Results
Rank | Team Name | Team Members | Classification Accuracy (%) | Affiliation |
1 | SEARCH | Jiaying Liu, Yueyu Hu, Yanghao Li, Chunhui Liu | 82.3650 | Peking University |
2 | YANQIAN | Hongsong Wang, Liang Wang | 80.5656 | Institute of Automation, CAS |
3 | DeepAttention | Cuiling Lan, Sijie Song, Pengfei Zhang, Wenjun Zeng | 79.8458 | Microsoft Research Asia |
4 | TJU | Chuankun Li, Pichao Wang, Yonghong Hou, Wanqing Li | 78.1491 | Tianjin University and University of Wollongong |
5 | Knights | Chen Chen, Mengyuan Liu, Hong Liu | 75.9383 | University of Central Florida and Peking University |
6 | ZJU-DCD | Songyang Zhang, Jun Xiao | 72.2365 | Zhejiang University |
7 | RZ | Rui Zhao | 72.1851 | German Aerospace Center and Technical University of Munich |
8 | LmbFreiburg | Mohammadreza Zolfaghari | 67.1465 | University of Freiburg, Computer Vision Group |
9 | DISA | Jan Sedmidubsky, Pavel Zezula, Petr Elias | 63.4961 | Masaryk University |
Action Recognition Challenge
3D action recognition – recognizing of human actions based on 3D skeleton data - becomes popular recently due to its succinctness, robustness, and view-invariant representation.
Most of the published approaches in this domain were evaluated on small-sized data due to the lack of a large-scale dataset.
NTU RGB+D is a recently released large-scale dataset for 3D human action recognition which enabled us to develop more data-hungry algorithms for this problem.
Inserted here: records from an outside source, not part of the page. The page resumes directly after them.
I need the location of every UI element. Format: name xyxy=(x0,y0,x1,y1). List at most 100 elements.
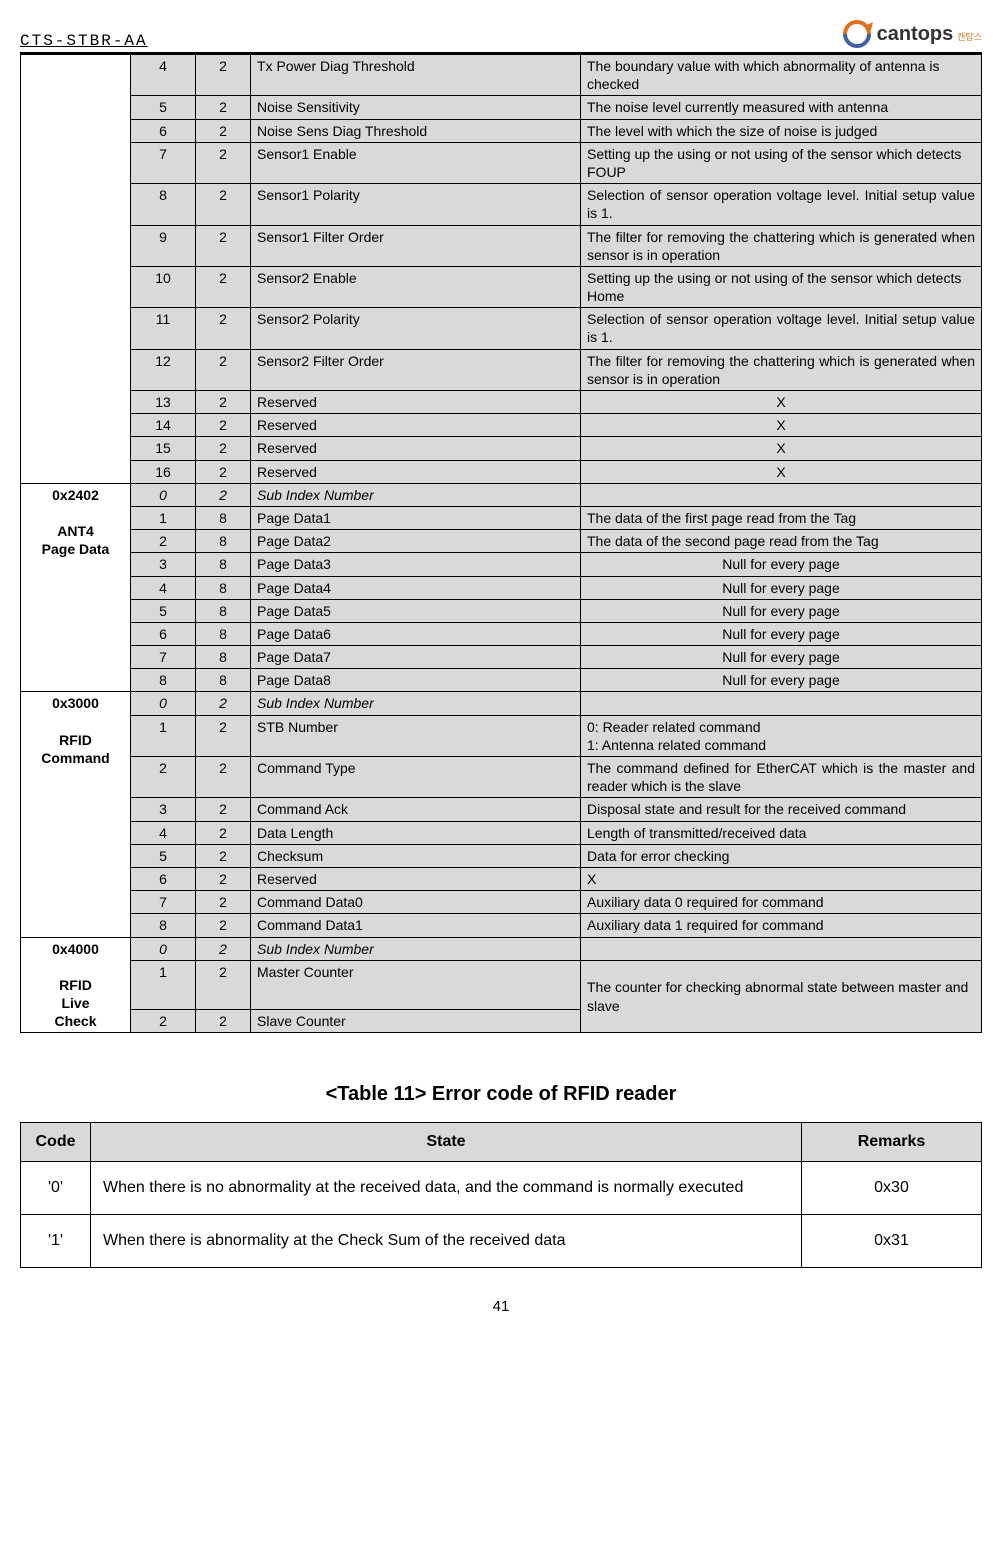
param-desc: Null for every page xyxy=(581,599,982,622)
sub-index: 7 xyxy=(131,891,196,914)
size: 2 xyxy=(196,437,251,460)
sub-index: 5 xyxy=(131,96,196,119)
param-name: Command Type xyxy=(251,757,581,798)
table-row: 52Noise SensitivityThe noise level curre… xyxy=(21,96,982,119)
sub-index: 4 xyxy=(131,576,196,599)
size: 8 xyxy=(196,553,251,576)
table-row: 52ChecksumData for error checking xyxy=(21,844,982,867)
param-desc: The filter for removing the chattering w… xyxy=(581,225,982,266)
size: 2 xyxy=(196,55,251,96)
size: 2 xyxy=(196,225,251,266)
error-remarks: 0x31 xyxy=(802,1215,982,1268)
table-row: 62Noise Sens Diag ThresholdThe level wit… xyxy=(21,119,982,142)
error-code: '1' xyxy=(21,1215,91,1268)
param-name: Master Counter xyxy=(251,960,581,1010)
sub-index: 3 xyxy=(131,798,196,821)
param-name: Page Data2 xyxy=(251,530,581,553)
sub-index: 4 xyxy=(131,55,196,96)
sub-index: 12 xyxy=(131,349,196,390)
error-state: When there is abnormality at the Check S… xyxy=(91,1215,802,1268)
table-row: 12Master CounterThe counter for checking… xyxy=(21,960,982,1010)
error-code-table: Code State Remarks '0'When there is no a… xyxy=(20,1122,982,1268)
size: 2 xyxy=(196,937,251,960)
param-desc: Null for every page xyxy=(581,646,982,669)
size: 8 xyxy=(196,599,251,622)
size: 2 xyxy=(196,914,251,937)
param-name: Page Data4 xyxy=(251,576,581,599)
table-row: 92Sensor1 Filter OrderThe filter for rem… xyxy=(21,225,982,266)
table-row: 42Data LengthLength of transmitted/recei… xyxy=(21,821,982,844)
param-name: Page Data7 xyxy=(251,646,581,669)
sub-index: 7 xyxy=(131,142,196,183)
size: 8 xyxy=(196,669,251,692)
sub-index: 6 xyxy=(131,622,196,645)
param-desc: 0: Reader related command 1: Antenna rel… xyxy=(581,715,982,756)
sub-index: 8 xyxy=(131,914,196,937)
param-desc: Null for every page xyxy=(581,576,982,599)
sub-index: 1 xyxy=(131,715,196,756)
param-desc: Selection of sensor operation voltage le… xyxy=(581,308,982,349)
param-desc: X xyxy=(581,391,982,414)
col-code: Code xyxy=(21,1123,91,1162)
sub-index: 16 xyxy=(131,460,196,483)
table-row: 82Command Data1Auxiliary data 1 required… xyxy=(21,914,982,937)
table-row: 0x4000 RFID Live Check02Sub Index Number xyxy=(21,937,982,960)
error-remarks: 0x30 xyxy=(802,1162,982,1215)
param-name: Page Data1 xyxy=(251,506,581,529)
size: 8 xyxy=(196,530,251,553)
param-desc: Null for every page xyxy=(581,669,982,692)
sub-index: 2 xyxy=(131,757,196,798)
doc-id: CTS-STBR-AA xyxy=(20,32,148,52)
table-header-row: Code State Remarks xyxy=(21,1123,982,1162)
param-name: Reserved xyxy=(251,437,581,460)
table-row: 62ReservedX xyxy=(21,867,982,890)
size: 8 xyxy=(196,576,251,599)
table-row: 42Tx Power Diag ThresholdThe boundary va… xyxy=(21,55,982,96)
param-desc: The command defined for EtherCAT which i… xyxy=(581,757,982,798)
param-name: Reserved xyxy=(251,460,581,483)
param-desc: Selection of sensor operation voltage le… xyxy=(581,184,982,225)
table-row: 78Page Data7Null for every page xyxy=(21,646,982,669)
table-row: 32Command AckDisposal state and result f… xyxy=(21,798,982,821)
sub-index: 6 xyxy=(131,119,196,142)
sub-index: 14 xyxy=(131,414,196,437)
size: 8 xyxy=(196,506,251,529)
size: 2 xyxy=(196,96,251,119)
size: 2 xyxy=(196,798,251,821)
param-desc: Length of transmitted/received data xyxy=(581,821,982,844)
sub-index: 8 xyxy=(131,669,196,692)
table-row: 12STB Number0: Reader related command 1:… xyxy=(21,715,982,756)
table-row: 68Page Data6Null for every page xyxy=(21,622,982,645)
param-desc: The data of the first page read from the… xyxy=(581,506,982,529)
size: 2 xyxy=(196,757,251,798)
param-name: Command Data0 xyxy=(251,891,581,914)
param-desc: Disposal state and result for the receiv… xyxy=(581,798,982,821)
sub-index: 15 xyxy=(131,437,196,460)
param-name: Sensor2 Polarity xyxy=(251,308,581,349)
sub-index: 2 xyxy=(131,1010,196,1033)
param-desc: X xyxy=(581,867,982,890)
size: 2 xyxy=(196,692,251,715)
param-name: Page Data3 xyxy=(251,553,581,576)
param-name: Sub Index Number xyxy=(251,483,581,506)
param-name: Noise Sensitivity xyxy=(251,96,581,119)
col-remarks: Remarks xyxy=(802,1123,982,1162)
param-desc xyxy=(581,692,982,715)
size: 2 xyxy=(196,891,251,914)
sub-index: 1 xyxy=(131,960,196,1010)
group-label: 0x4000 RFID Live Check xyxy=(21,937,131,1033)
table-row: 48Page Data4Null for every page xyxy=(21,576,982,599)
param-desc xyxy=(581,937,982,960)
logo-text-wrap: cantops 캔탑스 xyxy=(877,23,982,46)
param-desc: The filter for removing the chattering w… xyxy=(581,349,982,390)
param-name: Tx Power Diag Threshold xyxy=(251,55,581,96)
table-row: 102Sensor2 EnableSetting up the using or… xyxy=(21,266,982,307)
parameter-table: 42Tx Power Diag ThresholdThe boundary va… xyxy=(20,54,982,1033)
size: 2 xyxy=(196,821,251,844)
param-desc: The level with which the size of noise i… xyxy=(581,119,982,142)
param-name: Data Length xyxy=(251,821,581,844)
sub-index: 13 xyxy=(131,391,196,414)
table-row: 28Page Data2The data of the second page … xyxy=(21,530,982,553)
param-name: Sub Index Number xyxy=(251,937,581,960)
table-row: 0x3000 RFID Command02Sub Index Number xyxy=(21,692,982,715)
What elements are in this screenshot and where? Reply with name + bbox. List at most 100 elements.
For more details about this dataset please refer to below links:
In this challenge, we are inviting the researchers in this domain to evaluate their 3D action recognition algorithms and systems based on the NTU RGB+D dataset, and some newly collected data for this challenge.
The released dataset contains training and testing sets for cross-subject and cross-view evaluation criteria. The existing NTU RGB+D dataset with labels provided as the training set, and a new set of skeletal data will be released without labels before the start of submission period to be used as the test set.
Top performing teams will be invited to ACCV 2016 Workshop “Large Scale 3D Human Activity Analysis Challenge in Depth Videos” to present their works.
Please take note, the evaluation data will only include skeletal files. This challenge is not suitable for depth-based or RGB+D-based methods.
Registration
Each team will be asked to register prior to the submission period. Registration is now opened, to register please submit the Registration Form via email to rose@ntu.edu.sg.
Accessing the Data
You can download the currently available dataset here. More information about the dataset can be find in the paper and in the GitHub page of the dataset.
For this challenge, you just need the 3D skeletons (body joints information, 5.8 GB).
For experimental evaluations, the participants are advised to use the defined splits for the cross-view and cross-subject criteria defined in the paper.
The real evaluation of the challenge is on the new unlabelled testing data which is now available here.
Submission
Each team will be allowed to submit three times.
On the submission time, they should provide a name for the algorithm, or preferably the title of the submitted workshop paper describing the details of their algorithm.
The submissions will be a .txt file containing the labels (1 to 60) of the samples (separated by newline character). Please send the .txt file to rose@ntu.edu.sg during the evaluation period.
For this challenge, we will release the skeleton files of the new test set before the evaluation period. Evaluation period will be two weeks (see schedule).
The recognition performance of the submitted results will be declared to the team members via email.
Evaluation
The evaluation is both cross-subject and cross-view, in other words the new testing data will be collected from new subjects and on free viewpoints.
On evaluation phase we will compare the submitted labels with the ground truth labels and will declare the classification accuracy as the percentage of the samples which are correctly classified.